I took down a recent entry on cargo movements on the Ohio in 2016. Someone pointed out an error. I went back to my spreadsheets and found a formula had replaced a number somehow, throwing a bunch of numbers off. So now I need to go through them all again. I'll post a corrected version when it's available.

I hate making errors, but I also appreciate people pointing them out so I can correct them. As long as they're polite, of course. If I want nastiness and snark, I'll go to Twitter or Facebook.




More on coal

Here are a couple of articles I did for The State Journal, a weekly business newspaper based in Charleston, W.Va., on coal trends in 2016.
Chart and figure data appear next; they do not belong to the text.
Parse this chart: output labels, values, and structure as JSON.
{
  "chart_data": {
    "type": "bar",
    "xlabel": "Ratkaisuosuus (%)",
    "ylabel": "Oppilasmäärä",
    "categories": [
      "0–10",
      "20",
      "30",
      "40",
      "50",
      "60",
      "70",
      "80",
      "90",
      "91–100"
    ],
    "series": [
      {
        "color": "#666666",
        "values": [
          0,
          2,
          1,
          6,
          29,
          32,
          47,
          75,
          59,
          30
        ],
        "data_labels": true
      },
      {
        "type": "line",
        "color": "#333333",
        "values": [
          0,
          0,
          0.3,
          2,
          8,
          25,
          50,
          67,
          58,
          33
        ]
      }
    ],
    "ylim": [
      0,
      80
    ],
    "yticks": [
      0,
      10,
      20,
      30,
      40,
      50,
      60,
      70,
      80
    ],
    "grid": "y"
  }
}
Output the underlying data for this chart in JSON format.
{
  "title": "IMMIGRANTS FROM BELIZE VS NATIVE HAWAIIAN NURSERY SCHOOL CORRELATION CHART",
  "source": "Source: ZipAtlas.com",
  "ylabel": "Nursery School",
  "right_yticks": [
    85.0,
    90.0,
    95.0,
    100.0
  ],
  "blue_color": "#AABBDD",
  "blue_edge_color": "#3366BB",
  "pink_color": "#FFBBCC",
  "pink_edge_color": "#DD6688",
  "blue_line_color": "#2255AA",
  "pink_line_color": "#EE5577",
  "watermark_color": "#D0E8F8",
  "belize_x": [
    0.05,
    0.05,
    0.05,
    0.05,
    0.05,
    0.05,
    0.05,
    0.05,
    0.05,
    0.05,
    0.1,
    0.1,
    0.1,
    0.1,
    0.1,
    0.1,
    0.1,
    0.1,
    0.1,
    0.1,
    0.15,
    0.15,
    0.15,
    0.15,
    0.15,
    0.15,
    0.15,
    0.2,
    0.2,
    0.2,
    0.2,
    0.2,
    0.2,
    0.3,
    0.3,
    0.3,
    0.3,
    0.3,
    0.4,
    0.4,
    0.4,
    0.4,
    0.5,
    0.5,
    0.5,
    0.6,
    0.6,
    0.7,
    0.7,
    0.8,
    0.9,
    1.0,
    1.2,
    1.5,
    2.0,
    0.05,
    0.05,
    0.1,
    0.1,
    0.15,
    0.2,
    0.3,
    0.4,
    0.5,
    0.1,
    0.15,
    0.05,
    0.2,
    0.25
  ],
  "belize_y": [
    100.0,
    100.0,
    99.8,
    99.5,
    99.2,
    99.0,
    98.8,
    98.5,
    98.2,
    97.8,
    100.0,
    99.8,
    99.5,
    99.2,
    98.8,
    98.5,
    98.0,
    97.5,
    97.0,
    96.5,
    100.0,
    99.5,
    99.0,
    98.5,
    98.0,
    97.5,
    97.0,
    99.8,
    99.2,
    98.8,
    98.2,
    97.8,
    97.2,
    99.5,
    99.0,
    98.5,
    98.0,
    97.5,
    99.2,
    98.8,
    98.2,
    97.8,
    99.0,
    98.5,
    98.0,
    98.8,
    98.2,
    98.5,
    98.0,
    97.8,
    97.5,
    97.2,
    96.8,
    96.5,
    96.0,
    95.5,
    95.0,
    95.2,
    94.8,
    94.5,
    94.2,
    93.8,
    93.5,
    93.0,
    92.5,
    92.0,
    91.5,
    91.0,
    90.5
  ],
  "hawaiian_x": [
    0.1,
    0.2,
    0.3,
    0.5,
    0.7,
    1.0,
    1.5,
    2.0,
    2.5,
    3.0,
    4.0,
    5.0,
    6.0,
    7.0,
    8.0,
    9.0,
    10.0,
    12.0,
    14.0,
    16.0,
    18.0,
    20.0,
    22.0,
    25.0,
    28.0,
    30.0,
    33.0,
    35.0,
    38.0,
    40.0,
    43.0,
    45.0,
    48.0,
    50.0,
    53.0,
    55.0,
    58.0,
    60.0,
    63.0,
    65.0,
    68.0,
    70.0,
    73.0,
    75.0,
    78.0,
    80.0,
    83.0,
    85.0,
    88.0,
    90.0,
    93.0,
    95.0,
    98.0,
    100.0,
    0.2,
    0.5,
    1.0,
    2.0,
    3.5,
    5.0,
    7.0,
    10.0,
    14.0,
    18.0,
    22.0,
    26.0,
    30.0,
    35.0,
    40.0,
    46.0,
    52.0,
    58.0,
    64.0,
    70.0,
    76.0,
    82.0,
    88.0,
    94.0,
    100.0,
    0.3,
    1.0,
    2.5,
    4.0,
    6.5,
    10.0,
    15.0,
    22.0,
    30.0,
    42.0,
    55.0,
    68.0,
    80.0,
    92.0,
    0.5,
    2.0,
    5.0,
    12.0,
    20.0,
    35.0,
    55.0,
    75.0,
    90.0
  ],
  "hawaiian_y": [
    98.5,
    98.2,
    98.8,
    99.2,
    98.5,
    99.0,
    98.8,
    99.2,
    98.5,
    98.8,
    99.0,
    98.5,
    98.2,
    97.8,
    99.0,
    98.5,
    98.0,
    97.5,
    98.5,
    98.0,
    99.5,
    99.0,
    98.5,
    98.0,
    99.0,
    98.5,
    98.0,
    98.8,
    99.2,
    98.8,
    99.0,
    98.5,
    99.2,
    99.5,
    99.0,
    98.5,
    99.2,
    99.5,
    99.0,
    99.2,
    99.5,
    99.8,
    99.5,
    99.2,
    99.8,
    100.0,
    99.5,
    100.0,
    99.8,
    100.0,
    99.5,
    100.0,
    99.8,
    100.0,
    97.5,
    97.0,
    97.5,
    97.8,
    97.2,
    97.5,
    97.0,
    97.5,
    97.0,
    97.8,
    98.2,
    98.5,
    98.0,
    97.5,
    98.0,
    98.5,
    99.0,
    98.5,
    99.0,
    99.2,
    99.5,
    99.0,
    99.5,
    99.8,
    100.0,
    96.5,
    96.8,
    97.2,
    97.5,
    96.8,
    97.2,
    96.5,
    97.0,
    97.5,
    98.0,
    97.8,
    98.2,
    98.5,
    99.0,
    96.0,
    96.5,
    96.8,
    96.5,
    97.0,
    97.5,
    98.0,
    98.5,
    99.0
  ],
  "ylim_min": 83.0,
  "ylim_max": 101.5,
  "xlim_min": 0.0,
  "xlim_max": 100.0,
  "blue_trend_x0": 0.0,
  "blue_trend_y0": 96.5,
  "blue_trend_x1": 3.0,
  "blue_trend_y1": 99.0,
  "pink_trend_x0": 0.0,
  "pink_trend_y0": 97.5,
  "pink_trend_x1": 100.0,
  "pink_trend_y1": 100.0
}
First is one about coal shipments through the locks and dams on the West Virginia border, with a mention of what happened on the Kanawha River, too. While working on this article, I decided to learn if West Virginia shipped more coal to power plants by barge or by rail in 2016. The answer: by barge.

And there's this one about how a couple of power plants above Maysville, Ky., have switched their coal sourcing from Appalachia to Illinios in the past eight years.

In case anyone wonders why I chose 2008 as a base year for comparison, I had been asked to do a piece about President Obama, President Trump, the War on Coal and the outlook for the future.

I learned long ago to stay out of the prediction business, as I'm not very good at it. When someone asked me to say what West Virginia would be like thirty years from now, my first thought was to go back to 30 years ago and ask if I could have predicted fracking, the extent of the decline in the coal industry and other economic trends. That answer was along the lines of, "Are you kidding? Who did?"

P.S. In case anyone is interested, CSX says it sees an increase in export sales helping to stabilize coal markets this year.